Trump representa muitas coisas. O cansaço com o politicamente correto, a falência do discurso da globalização e da liberalização dos costumes, o medo do terrorismo e a revolta contra a perda do poder de consumo gerada pela inflação, entre outros aspectos. Mas quase todos, senão todos, têm algo em comum: nasceram de um “não”, de uma contrariedade. Representam o antagonismo e o rechaço, não a esperança e o futuro.
Aqui no Brasil tem sido igual. Lula é um não-Bolsonaro. Bolsonaro é um não-Lula.
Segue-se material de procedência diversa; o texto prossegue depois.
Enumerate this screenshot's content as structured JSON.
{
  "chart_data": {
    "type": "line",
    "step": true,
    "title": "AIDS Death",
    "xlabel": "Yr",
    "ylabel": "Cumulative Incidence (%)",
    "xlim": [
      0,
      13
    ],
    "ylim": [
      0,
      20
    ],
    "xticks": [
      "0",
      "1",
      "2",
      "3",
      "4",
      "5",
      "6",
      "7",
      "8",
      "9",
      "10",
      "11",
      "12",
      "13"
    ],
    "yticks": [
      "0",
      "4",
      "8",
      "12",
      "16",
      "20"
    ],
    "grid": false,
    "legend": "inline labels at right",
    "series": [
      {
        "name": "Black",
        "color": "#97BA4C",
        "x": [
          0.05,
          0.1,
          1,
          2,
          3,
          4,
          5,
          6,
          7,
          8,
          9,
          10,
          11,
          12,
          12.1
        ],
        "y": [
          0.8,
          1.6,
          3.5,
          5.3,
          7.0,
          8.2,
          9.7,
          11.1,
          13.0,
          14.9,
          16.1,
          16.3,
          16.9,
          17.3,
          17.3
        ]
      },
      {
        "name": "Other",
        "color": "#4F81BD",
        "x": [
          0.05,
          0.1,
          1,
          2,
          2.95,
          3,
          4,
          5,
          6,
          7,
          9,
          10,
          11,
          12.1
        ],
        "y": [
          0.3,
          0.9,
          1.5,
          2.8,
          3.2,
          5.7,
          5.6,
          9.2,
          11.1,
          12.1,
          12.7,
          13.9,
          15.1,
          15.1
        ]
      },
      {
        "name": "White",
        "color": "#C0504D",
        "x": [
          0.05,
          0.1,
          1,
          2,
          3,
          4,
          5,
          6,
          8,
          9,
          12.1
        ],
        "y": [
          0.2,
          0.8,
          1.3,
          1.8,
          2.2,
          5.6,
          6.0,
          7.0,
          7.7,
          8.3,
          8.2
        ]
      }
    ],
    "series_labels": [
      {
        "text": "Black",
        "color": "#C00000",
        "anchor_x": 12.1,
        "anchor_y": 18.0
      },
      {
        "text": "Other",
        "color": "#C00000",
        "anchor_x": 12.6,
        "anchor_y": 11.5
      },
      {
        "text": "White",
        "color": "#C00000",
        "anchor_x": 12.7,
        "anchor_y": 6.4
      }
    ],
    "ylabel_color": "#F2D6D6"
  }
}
De fato, o mundo não precisa de presidentes populistas que se aproveitam do vácuo de confiança para abocanhar o poder. O mundo precisa de novas histórias para acreditar. No passado não muito distante, as tínhamos: a democracia prometia salvar a humanidade e o planeta. Não salvou. A globalização acabaria com as desigualdades. De fato, as acentuou. A liberalização dos costumes traria paz e harmonia social. Nunca tivemos tantas tensões, geradas não pelo mérito destas causas, mas pelo “como” elas vêm sendo tratadas: com sectarismo e dedos em riste.
Ainda sobre Trump e seus eleitores, duas certezas: do ponto de vista ambiental, temos muitos motivos para nos preocuparmos. Por outro lado, nunca a paz no Oriente Médio, que importa para todos, esteve tão próxima. Trump fala uma língua que os bandidos entendem.
Certa feita, o discípulo perguntou ao seu mestre budista: “O que é Deus?”. E o mestre respondeu: “Se você já comeu, vá lavar seus pratos”.
Viver a vida é dar um passo de cada vez. Assim, quem sabe, chegaremos ao divino.
Trump não me empolga e nem me deprime. O que virá depois dele, sim. É isto que estamos construindo a partir de agora. Lavar os pratos, sem quebrá-los.